Título: G-20 tenta agora avançar em sua agenda econômica
Autor:
Fonte: Valor Econômico, 22/09/2009, Opinião, p. A14

As reuniões do G-20, o grupo dos maiores países desenvolvidos e emergentes, acabaram envoltas em expectativas que acompanhavam a gravidade da crise econômica. Em pleno auge da crise, os mercados se mostraram céticos de que de um time tão heterogêneo de países, com interesses tão conflitantes, pudesse resultar a necessária coordenação global para debelar uma catástrofe sem precedentes desde os anos 1930. Depois de vários pacotes fiscais e de ajuda financeira, e de trilhões de dólares no mercado, a economia global começou a reagir e a expectativa que agora ronda o encontro do G-20 esta semana é a de que ele não tem mais incentivos para tomar e executar decisões importantes, que seu ânimo arrefeceu e que os encontros voltaram a ser shows tediosos e inconclusivos. Essa perspectiva é falsa.

O G-20 se consolidou como um novo instrumento supra-nacional de decisão e ação muito mais rapida e satisfatoriamente do que mesmo os mais otimistas previam no início da crise. Algumas das principais questões sobre o novo formato da economia e do sistema financeiro estão em suas mãos e dele dependem as linhas gerais de ação que podem reger o mundo nos próximos anos. A magnitude e complexidade dos problemas, e a variedade de interesses envolvidos, tornam o esforço de mediação mais tortuoso e o consenso obtido fica mais perto do possível do que do desejável. Entretanto, houve avanços notáveis e o que o G-20 precisa fazer agora não é mais de rapidez nas decisões, e sim da definição de uma agenda de reconstrução econômica clara e de persistência em sua execução.

Há um surpreendente acordo, com uma ou outra divergência periférica, sobre as melhores maneiras de impedir que as instituições financeiras voltem a colocar o mundo novamente à beira do precipício. Há medidas corriqueiras sobre a mesa, algumas inovadoras e outras radicais. O G-20 soube até agora driblar a armadilha de constituição de um órgão multilateral com poderes de decisão sobre o sistema financeiro global, como queriam os europeus. As formas pactuadas de concordância entre nações podem até ter a desvantagem da lentidão, mas são uma alternativa ao conflito aberto e paralisante que uma nova estrutura com poderes intrusivos em decisões domésticas teria.
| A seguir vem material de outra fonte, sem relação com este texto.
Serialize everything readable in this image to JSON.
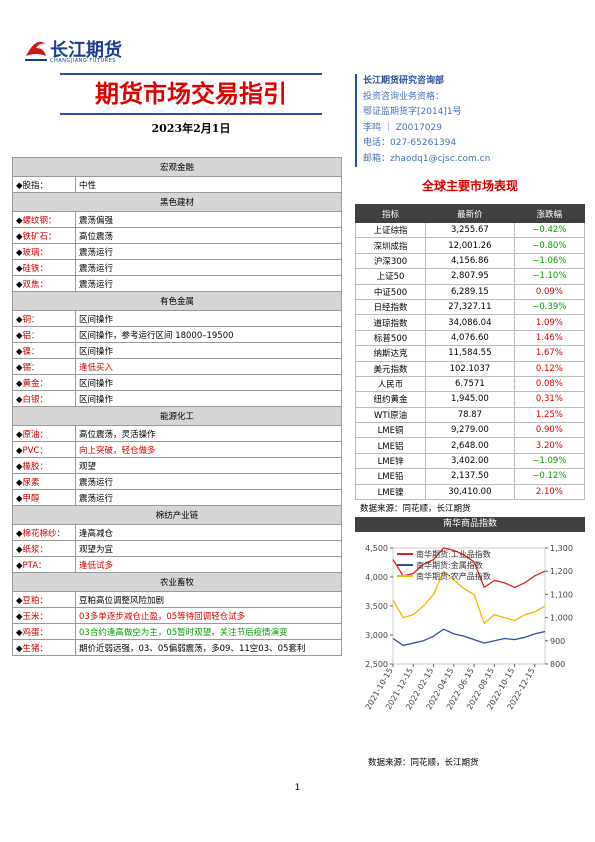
{
  "header": {
    "logo_text": "长江期货",
    "logo_sub": "CHANGJIANG FUTURES",
    "title": "期货市场交易指引",
    "date": "2023年2月1日"
  },
  "contact": [
    "长江期货研究咨询部",
    "投资咨询业务资格：",
    "鄂证监期货字[2014]1号",
    "李鸣 ｜ Z0017029",
    "电话：027-65261394",
    "邮箱：zhaodq1@cjsc.com.cn"
  ],
  "left_table": {
    "sections": [
      {
        "title": "宏观金融",
        "rows": [
          {
            "label": "股指：",
            "view": "中性"
          }
        ]
      },
      {
        "title": "黑色建材",
        "rows": [
          {
            "label": "螺纹钢：",
            "view": "震荡偏强"
          },
          {
            "label": "铁矿石：",
            "view": "高位震荡"
          },
          {
            "label": "玻璃：",
            "view": "震荡运行"
          },
          {
            "label": "硅铁：",
            "view": "震荡运行"
          },
          {
            "label": "双焦：",
            "view": "震荡运行"
          }
        ]
      },
      {
        "title": "有色金属",
        "rows": [
          {
            "label": "铜：",
            "view": "区间操作"
          },
          {
            "label": "铝：",
            "view": "区间操作，参考运行区间 18000–19500"
          },
          {
            "label": "镍：",
            "view": "区间操作"
          },
          {
            "label": "锡：",
            "view": "逢低买入",
            "color": "#e00000"
          },
          {
            "label": "黄金：",
            "view": "区间操作"
          },
          {
            "label": "白银：",
            "view": "区间操作"
          }
        ]
      },
      {
        "title": "能源化工",
        "rows": [
          {
            "label": "原油：",
            "view": "高位震荡，灵活操作"
          },
          {
            "label": "PVC：",
            "view": "向上突破，轻仓做多",
            "color": "#e00000"
          },
          {
            "label": "橡胶：",
            "view": "观望"
          },
          {
            "label": "尿素",
            "view": "震荡运行"
          },
          {
            "label": "甲醇",
            "view": "震荡运行"
          }
        ]
      },
      {
        "title": "棉纺产业链",
        "rows": [
          {
            "label": "棉花棉纱：",
            "view": "逢高减仓"
          },
          {
            "label": "纸浆：",
            "view": "观望为宜"
          },
          {
            "label": "PTA：",
            "view": "逢低试多",
            "color": "#e00000"
          }
        ]
      },
      {
        "title": "农业畜牧",
        "rows": [
          {
            "label": "豆粕：",
            "view": "豆粕高位调整风险加剧"
          },
          {
            "label": "玉米：",
            "view": "03多单逐步减仓止盈，05等待回调轻仓试多",
            "color": "#e00000"
          },
          {
            "label": "鸡蛋：",
            "view": "03合约逢高做空为主，05暂时观望，关注节后疫情演变",
            "color": "#00a000"
          },
          {
            "label": "生猪：",
            "view": "期价近弱远强，03、05偏弱震荡，多09、11空03、05套利"
          }
        ]
      }
    ]
  },
  "market": {
    "title": "全球主要市场表现",
    "headers": [
      "指标",
      "最新价",
      "涨跌幅"
    ],
    "rows": [
      [
        "上证综指",
        "3,255.67",
        "−0.42%"
      ],
      [
        "深圳成指",
        "12,001.26",
        "−0.80%"
      ],
      [
        "沪深300",
        "4,156.86",
        "−1.06%"
      ],
      [
        "上证50",
        "2,807.95",
        "−1.10%"
      ],
      [
        "中证500",
        "6,289.15",
        "0.09%"
      ],
      [
        "日经指数",
        "27,327.11",
        "−0.39%"
      ],
      [
        "道琼指数",
        "34,086.04",
        "1.09%"
      ],
      [
        "标普500",
        "4,076.60",
        "1.46%"
      ],
      [
        "纳斯达克",
        "11,584.55",
        "1.67%"
      ],
      [
        "美元指数",
        "102.1037",
        "0.12%"
      ],
      [
        "人民币",
        "6.7571",
        "0.08%"
      ],
      [
        "纽约黄金",
        "1,945.00",
        "0.31%"
      ],
      [
        "WTI原油",
        "78.87",
        "1.25%"
      ],
      [
        "LME铜",
        "9,279.00",
        "0.90%"
      ],
      [
        "LME铝",
        "2,648.00",
        "3.20%"
      ],
      [
        "LME锌",
        "3,402.00",
        "−1.09%"
      ],
      [
        "LME铅",
        "2,137.50",
        "−0.12%"
      ],
      [
        "LME镍",
        "30,410.00",
        "2.10%"
      ]
    ],
    "source": "数据来源：同花顺，长江期货"
  },
  "chart": {
    "type": "line",
    "title": "南华商品指数",
    "categories": [
      "2021-10-15",
      null,
      "2021-12-15",
      null,
      "2022-02-15",
      null,
      "2022-04-15",
      null,
      "2022-06-15",
      null,
      "2022-08-15",
      null,
      "2022-10-15",
      null,
      "2022-12-15",
      null
    ],
    "ylim": [
      2500,
      4500
    ],
    "yticks": [
      {
        "value": 2500,
        "label": "2,500"
      },
      {
        "value": 3000,
        "label": "3,000"
      },
      {
        "value": 3500,
        "label": "3,500"
      },
      {
        "value": 4000,
        "label": "4,000"
      },
      {
        "value": 4500,
        "label": "4,500"
      }
    ],
    "y2lim": [
      800,
      1300
    ],
    "y2ticks": [
      800,
      900,
      {
        "value": 1000,
        "label": "1,000"
      },
      {
        "value": 1100,
        "label": "1,100"
      },
      {
        "value": 1200,
        "label": "1,200"
      },
      {
        "value": 1300,
        "label": "1,300"
      }
    ],
    "series": [
      {
        "name": "南华期货:工业品指数",
        "color": "#e02020",
        "axis": "y2",
        "values": [
          1250,
          1180,
          1190,
          1230,
          1250,
          1300,
          1290,
          1270,
          1240,
          1130,
          1160,
          1150,
          1130,
          1150,
          1180,
          1200
        ]
      },
      {
        "name": "南华期货:金属指数",
        "color": "#2f4f9f",
        "axis": "y2",
        "values": [
          910,
          880,
          890,
          900,
          920,
          950,
          930,
          920,
          905,
          890,
          900,
          910,
          905,
          915,
          930,
          940
        ]
      },
      {
        "name": "南华期货:农产品指数",
        "color": "#f5b800",
        "values": [
          3600,
          3300,
          3350,
          3500,
          3700,
          4100,
          3950,
          3800,
          3700,
          3200,
          3350,
          3300,
          3250,
          3350,
          3400,
          3500
        ]
      }
    ],
    "source": "数据来源：同花顺，长江期货"
  },
  "page_number": "1"
}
Os bancos sairão da crise com a obrigação de elevar seu capital, de ajustar o volume de capital ao estágio do ciclo econômico (maior nos período de crescimento, menor no de crises), de reduzir seu grau de alavancagem e de adequar prudentemente sua liquidez, reduzindo o financiamento de apostas de longo prazo com dinheiro de prazo muito curto. Os bônus milionários dos executivos serão cerceados, distribuídos ao longo dos anos, com uma parcela maior em ações, atrelados não mais a metas anuais, mas plurianuais e, também, obviamente atados a resultados gerados por vários exercícios. Há um diagnóstico claro e unânime sobre as causas da crise financeira e sobre os remédios para evitar sua repetição. A questão dos bônus é a que aparece de forma mais polêmica, embora não seja a mais importante. É nela que se concentram as necessidades de os governos darem justificativas políticas para entregarem dinheiro público a banqueiros irresponsáveis que procuram prêmios em meio à catástrofe financeira. As medidas até agora propostas para disciplinar os bônus não vão muito além do senso comum, embora vários executivos a coloquem como inibidoras da busca por talentos imprescindíveis aos negócios.

Não há e não haverá no G-20 consenso sobre uma solução acabada para os desequilíbrios estruturais da economia global. O G-20 pode desempenhar um papel relevante na contenção do protecionismo, mas tem pouca força de persuasão para, por exemplo, obrigar a China a valorizar sua moeda ou fazer com que o governo chinês se apoie mais na demanda doméstica do que nas exportações. Os países desenvolvidos saíram enfraquecidos da crise e os países emergentes, que se livraram rapidamente dela, querem obter mais poder na nova ordem internacional. Dessa forma, os avanços neste ponto tendem a ser muito menores, ainda que importantes. Se o G-20 implantar sua agenda financeira, fará um progresso extraordinário. Se evoluir na econômica, realizará uma proeza.